20km: I am rejoined by the 2:20 pacers. This time the topic is on the color of the underwear the pacers are wearing. I should now add that the pacers in this group are women. "You're wearing nothing!" Someone screamed top of his lungs. Look like he is having a really good time. No, he isn't carrying a Vietnam flag. I looked. I'd love to add some distance again, but I am getting slower.

21km: Canada International School eh? Funny. I'd be here again later this afternoon to watch a game of Saigon Heat. This is a massive waste of energy. Doraemon is behind me. I'm not running behind a cosplayer, not a blue fat cat with comically short legs (and balls for hands). Just a bit faster. Entering the differentiator turn, this is the part of the route that 21ks don't join. This stretch of the route seems to last forever (3).

25km: The sun is already high. I can't possibly head to a tree this time, can I? (4) Embracing myself for a stinky toilet. Wow it's actually clean. This is awesome. The toilet, not me pissing.

27km: Doraemon is behind me again, but I can't possibly run any faster than this. I tried. Ran ahead of him for tens of meters and I would fall back to normal pace and he would pass. Not just Doraemon though. I am losing count of how many have passed me.

28km: Good morning milady, can you help me with some of that muscle spray please, on both legs? Wow that was refreshing! Thank you very much.

29km: God damn, some of that spray got onto my crotch. My balls are freezing. I sure hope they don't fall off.

30km: Got tension on the thighs. I got this. I got this. I trained for this. The app announces I have 12km left. Took me a while to calculate that I have run for 30km. Math is super hard.

32km: I have never run this far in one go. From here on, it's uncharged territory. Squats, I need to do a few squats, it stretches my thighs a bit so they are functional again.

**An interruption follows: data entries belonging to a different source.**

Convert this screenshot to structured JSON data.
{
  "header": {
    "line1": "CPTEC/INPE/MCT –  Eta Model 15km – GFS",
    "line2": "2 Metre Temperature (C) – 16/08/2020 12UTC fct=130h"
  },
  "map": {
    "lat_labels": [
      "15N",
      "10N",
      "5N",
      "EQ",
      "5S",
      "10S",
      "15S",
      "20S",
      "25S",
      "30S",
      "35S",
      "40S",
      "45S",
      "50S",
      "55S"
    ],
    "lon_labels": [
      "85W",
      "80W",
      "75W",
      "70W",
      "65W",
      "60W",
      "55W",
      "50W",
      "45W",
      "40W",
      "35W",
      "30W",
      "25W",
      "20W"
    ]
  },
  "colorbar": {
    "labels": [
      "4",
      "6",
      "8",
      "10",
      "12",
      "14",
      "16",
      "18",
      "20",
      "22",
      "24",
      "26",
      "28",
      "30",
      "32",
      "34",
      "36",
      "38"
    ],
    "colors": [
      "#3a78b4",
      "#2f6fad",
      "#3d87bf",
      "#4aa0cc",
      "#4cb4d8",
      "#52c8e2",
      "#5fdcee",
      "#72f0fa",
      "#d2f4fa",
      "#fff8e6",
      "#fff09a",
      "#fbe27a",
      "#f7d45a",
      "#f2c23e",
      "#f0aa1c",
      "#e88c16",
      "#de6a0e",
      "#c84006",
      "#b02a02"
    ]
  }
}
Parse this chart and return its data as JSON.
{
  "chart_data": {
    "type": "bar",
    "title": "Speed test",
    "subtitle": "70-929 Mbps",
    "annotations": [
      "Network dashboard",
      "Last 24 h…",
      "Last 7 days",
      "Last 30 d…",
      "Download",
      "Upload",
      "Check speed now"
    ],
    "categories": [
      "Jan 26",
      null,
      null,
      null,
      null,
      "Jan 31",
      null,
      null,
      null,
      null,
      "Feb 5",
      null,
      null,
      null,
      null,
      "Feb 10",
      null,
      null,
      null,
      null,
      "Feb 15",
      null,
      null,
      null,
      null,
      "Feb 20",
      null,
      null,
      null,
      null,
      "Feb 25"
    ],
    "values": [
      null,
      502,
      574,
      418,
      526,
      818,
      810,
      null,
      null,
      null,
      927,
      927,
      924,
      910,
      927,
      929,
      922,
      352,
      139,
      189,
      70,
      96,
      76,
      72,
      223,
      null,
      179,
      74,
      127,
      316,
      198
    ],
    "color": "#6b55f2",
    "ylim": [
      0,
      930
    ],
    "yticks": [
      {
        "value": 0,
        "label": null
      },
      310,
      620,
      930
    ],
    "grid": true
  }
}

33km: The tensions have turned into cramps. Squat. Run for a couple of hundred meters. Cramp. Squat. Rinse and repeat. It hurts so much.

34km: Arrggg I fought, but I can't run any more. My thighs got cramps. My ankles hurt from all these stomping. And the soles of my feet too, for pretty much the same reason. Worst of all, my brain seems to go blank, this is stupid, what I am even doing. I have to walk now.

35km: I have run a few short dashes, a couple of hundred meters each. One of the attempts locked my legs, almost landed my face on asphalt. The cramps are still going strong. Someone just handed me a big chunk of ice. It freezes my hands. Dude, what I am supposed to do with this? My balls are gone and that's bad enough. Here, tree, your daily ration in a solid form.

36km: Here is the plan, I gonna run between one crossroad to the next, then walk till the next crossroad. I still get cramps whenever the 2 crossroads a bit farther apart, but at least my mind has come back. The sunlight is roasting me. I miss you, sunshine.

41km: Fuck no! My legs gave up on me. Completely. I get cramps just from walking. No amount of squat seems to help. I can hear the crowd from here, so fucking close.

42km: My legs are at the stage where any excessive movement would give my cramps. The last 200 meters, the finish line is finally here. Here goes nothing. The legs don't seem to be mine, I move them like two sticks. I run. I cross the line. I get a high five. A girl put this medal around my neck. Heck, I can' even recall what she looks like. But she was wearing a Bà Ba, that was a nice touch. Under normal condition, I would have appreciated the outfit, but right now I am having a strong urge to vomit my guts out.

---
(1) This is probably the first sign that I didn't manage my energy level well. Too cocky. But again, I aimed for sub-5, so...
(2) I conveniently forgot the fact that 42k started 30 min in advance. But we also had a longer route since the beginning. All else being equal, I was running the first half between 2:10-2:20.
(3) It didn't. It lasted for 3.5km. Running on familiar route made me feel like it was shorter.
(4) I talked to a friend about this. Pro tip is to just pee on yourself. In a race, you probably consume enough water that your pee is transparent anyway. My shorts were white, so it didn't help much with the level of confidence. Best to do this at a water station where they usually put big bucket of water for quick shower.